The “ Irish” just percolating.
So many memories of a fine man whose zest for living was infectious.
Until we meet again….

Linda Ashmead

My memories of Tim always make me smile. His zest for life made family gatherings full of fun and laughter. Tim’s sharp wit and intelligence made him a family legend. I will miss him and will remember the twinkle in his eye.
With sympathy, Linda


To Connie, Jay, Brandy… I want you to all know that your husband, dad, and grandpa, was a huge influence in my life. Tim imparted his experience and wisdom on me, and I will be forever grateful for that. We did not always see eye to eye, but that didn’t matter- because I respected him and he respected me, this made me feel special, as a know few men more intelligent and wiser than Tim. I already miss our long, entertaining chats.
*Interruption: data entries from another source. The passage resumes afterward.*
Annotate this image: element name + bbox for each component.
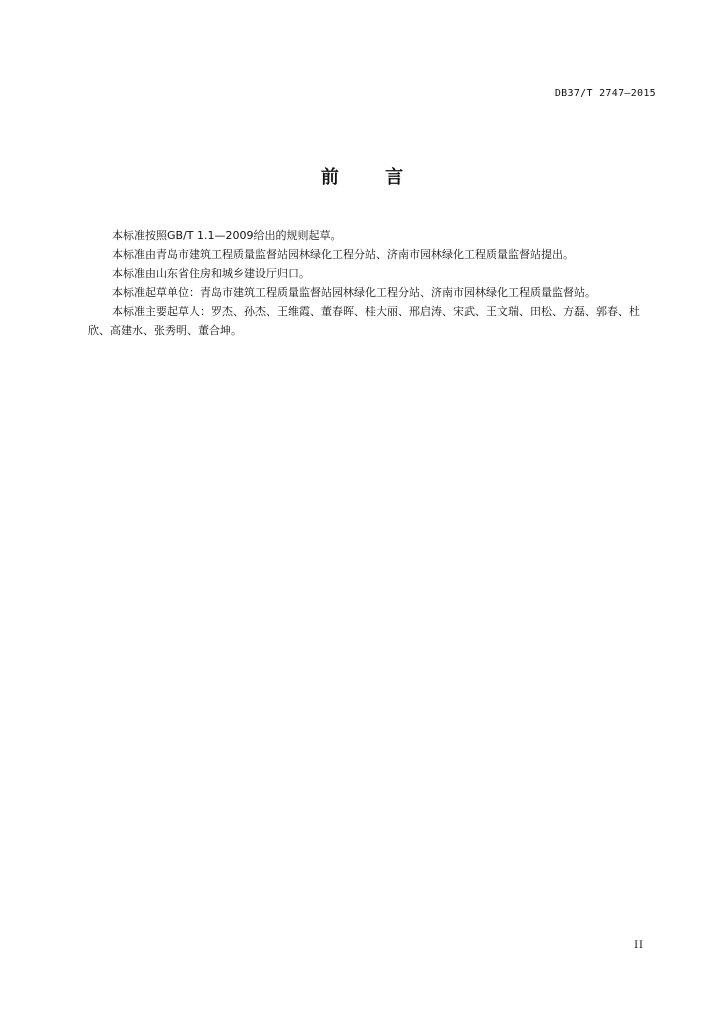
paragraph-proposer: 本标准由青岛市建筑工程质量监督站园林绿化工程分站、济南市园林绿化工程质量监督站提出。: [112, 248, 574, 261]
paragraph-drafting-rules: 本标准按照GB/T 1.1—2009给出的规则起草。: [112, 229, 342, 242]
document-code: DB37/T 2747—2015: [554, 88, 656, 99]
page-number: II: [634, 940, 644, 951]
foreword-body: [88, 226, 660, 340]
paragraph-authority: 本标准由山东省住房和城乡建设厅归口。: [112, 267, 310, 280]
page-title: 前 言: [320, 167, 424, 188]
paragraph-drafting-units: 本标准起草单位：青岛市建筑工程质量监督站园林绿化工程分站、济南市园林绿化工程质量监督站。: [112, 286, 596, 299]
paragraph-drafters: 本标准主要起草人：罗杰、孙杰、王维霞、董春晖、桂大丽、邢启涛、宋武、王文瑞、田松、方磊、郭春、杜欣、高建水、张秀明、董合坤。: [88, 305, 640, 337]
Miss you my friend- I hope you are in that other universe; tell Doug I love my Christmas boxes. xoxo Nanc P.S the bottle of White Owl you owe me, please give it to Douglas.

Lee Cardwell

My condolences to Connie and family. It sounds like there are many good memories that will comfort you in your loss.

Court Smith

I entered and joined Tim in the commercial real estate industry in the early 80s. The Alberta economy, like today, was under great stress and this of course transferred to those who worked within it. It was a time when character was built and was tested. There was never a question about this with Tim and as a result people liked to deal with him and his business career speaks for itself. I re-connected with Tim about 15 years ago and discovered our joint love of cycling. I will miss Tim, and think of him whenever on the bike …….now in the basement. These “rides” are now dedicated to Tim.

stephen lamphier

I met Tim in the 1980’s and had the good fortune to coach minor hockey with him for several years & our sons Jay & Trevor played together at that time. Tim was a wonderful guy , loved by his players and our whole group. He was sincere, funny, loved life and laughing. A person my family and I feel we were extremely lucky to spend great times with.
Tim will be very missed by us all who enjoyed and loved him.